[Zope-Checkins] CVS: Packages/ZODB - FileStorage.py:1.135.6.7
Tim Peters
tim.one at comcast.net
Fri Feb 25 15:31:34 EST 2005
Update of /cvs-repository/Packages/ZODB
In directory cvs.zope.org:/tmp/cvs-serv24962/ZODB
Modified Files:
Tag: Zope-2_7-branch
FileStorage.py
Log Message:
Stop believing the maximum oid cached in a FileStorage's .index file.
This is a critical bugfix, although the problems it addresses are
(a) rare; and, (b) not entirely fixed yet (more checkins to come).
The true max oid is found efficiently now by exploiting the recently-added
fsIndex.maxKey() method (which was, of course, added for this purpose).

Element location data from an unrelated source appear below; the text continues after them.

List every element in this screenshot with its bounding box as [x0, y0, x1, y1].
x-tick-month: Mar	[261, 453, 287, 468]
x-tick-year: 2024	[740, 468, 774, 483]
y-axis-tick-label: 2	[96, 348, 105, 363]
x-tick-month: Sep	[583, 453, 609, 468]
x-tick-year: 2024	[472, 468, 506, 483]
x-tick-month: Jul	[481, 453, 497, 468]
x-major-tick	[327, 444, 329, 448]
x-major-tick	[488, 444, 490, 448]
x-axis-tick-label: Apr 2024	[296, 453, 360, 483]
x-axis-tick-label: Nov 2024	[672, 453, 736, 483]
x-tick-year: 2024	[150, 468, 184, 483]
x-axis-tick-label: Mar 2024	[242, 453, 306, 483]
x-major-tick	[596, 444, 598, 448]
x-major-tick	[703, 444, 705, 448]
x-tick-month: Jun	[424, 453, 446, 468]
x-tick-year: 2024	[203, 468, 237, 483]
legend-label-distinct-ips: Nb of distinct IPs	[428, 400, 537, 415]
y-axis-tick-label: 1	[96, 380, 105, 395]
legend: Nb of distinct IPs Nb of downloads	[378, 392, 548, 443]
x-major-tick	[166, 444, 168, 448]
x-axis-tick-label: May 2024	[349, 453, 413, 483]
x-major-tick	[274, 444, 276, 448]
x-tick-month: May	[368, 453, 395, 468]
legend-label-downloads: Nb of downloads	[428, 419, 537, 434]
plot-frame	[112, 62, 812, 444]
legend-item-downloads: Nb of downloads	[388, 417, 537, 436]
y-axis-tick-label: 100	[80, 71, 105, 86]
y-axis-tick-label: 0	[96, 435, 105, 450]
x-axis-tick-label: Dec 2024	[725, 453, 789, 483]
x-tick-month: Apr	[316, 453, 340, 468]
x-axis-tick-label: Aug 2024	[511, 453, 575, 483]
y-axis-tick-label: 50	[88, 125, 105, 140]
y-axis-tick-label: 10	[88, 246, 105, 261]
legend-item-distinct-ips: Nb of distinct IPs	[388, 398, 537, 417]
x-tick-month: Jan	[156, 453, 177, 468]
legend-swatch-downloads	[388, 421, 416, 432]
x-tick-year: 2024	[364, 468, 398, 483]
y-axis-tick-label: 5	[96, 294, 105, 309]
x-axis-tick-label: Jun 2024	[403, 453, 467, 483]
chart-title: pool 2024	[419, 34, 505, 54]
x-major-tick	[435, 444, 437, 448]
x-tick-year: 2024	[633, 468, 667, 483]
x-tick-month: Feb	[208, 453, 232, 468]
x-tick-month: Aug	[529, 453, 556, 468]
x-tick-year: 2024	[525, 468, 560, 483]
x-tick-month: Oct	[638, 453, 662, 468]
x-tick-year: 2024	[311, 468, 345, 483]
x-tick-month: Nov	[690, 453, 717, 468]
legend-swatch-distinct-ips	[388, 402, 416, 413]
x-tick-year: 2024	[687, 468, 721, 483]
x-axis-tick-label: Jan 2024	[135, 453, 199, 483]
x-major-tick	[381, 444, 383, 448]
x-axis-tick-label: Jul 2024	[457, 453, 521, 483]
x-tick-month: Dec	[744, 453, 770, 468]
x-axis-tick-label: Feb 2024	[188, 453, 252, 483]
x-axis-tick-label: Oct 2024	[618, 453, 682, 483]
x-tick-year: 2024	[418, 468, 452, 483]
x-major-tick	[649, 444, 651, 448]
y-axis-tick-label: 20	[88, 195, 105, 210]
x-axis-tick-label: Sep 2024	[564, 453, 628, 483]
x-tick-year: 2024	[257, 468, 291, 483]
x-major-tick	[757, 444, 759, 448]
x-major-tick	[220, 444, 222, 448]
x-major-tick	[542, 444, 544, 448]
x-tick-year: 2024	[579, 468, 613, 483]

Also fix that the .index file could get updated on disk when the
FileStorage was opened in read-only mode. The code was trying to prevent
this, but missed the most obvious rewrite path.
Incidentally improved many obsolete and/or incorrect comments.
=== Packages/ZODB/FileStorage.py 1.135.6.6 => 1.135.6.7 ===
--- Packages/ZODB/FileStorage.py:1.135.6.6 Mon Jun 21 22:10:44 2004
+++ Packages/ZODB/FileStorage.py Fri Feb 25 15:31:04 2005
@@ -136,12 +136,7 @@
from ZODB.lock_file import LockFile
from ZODB.utils import p64, u64, cp, z64
from ZODB.fspack import FileStoragePacker
-
-try:
- from ZODB.fsIndex import fsIndex
-except ImportError:
- def fsIndex():
- return {}
+from ZODB.fsIndex import fsIndex
from zLOG import LOG, BLATHER, WARNING, ERROR, PANIC
@@ -273,14 +268,13 @@
r = self._restore_index()
if r is not None:
self._used_index = 1 # Marker for testing
- index, vindex, start, maxoid, ltid = r
+ index, vindex, start, ltid = r
self._initIndex(index, vindex, tindex, tvindex,
oid2serial, toid2serial, toid2serial_delete)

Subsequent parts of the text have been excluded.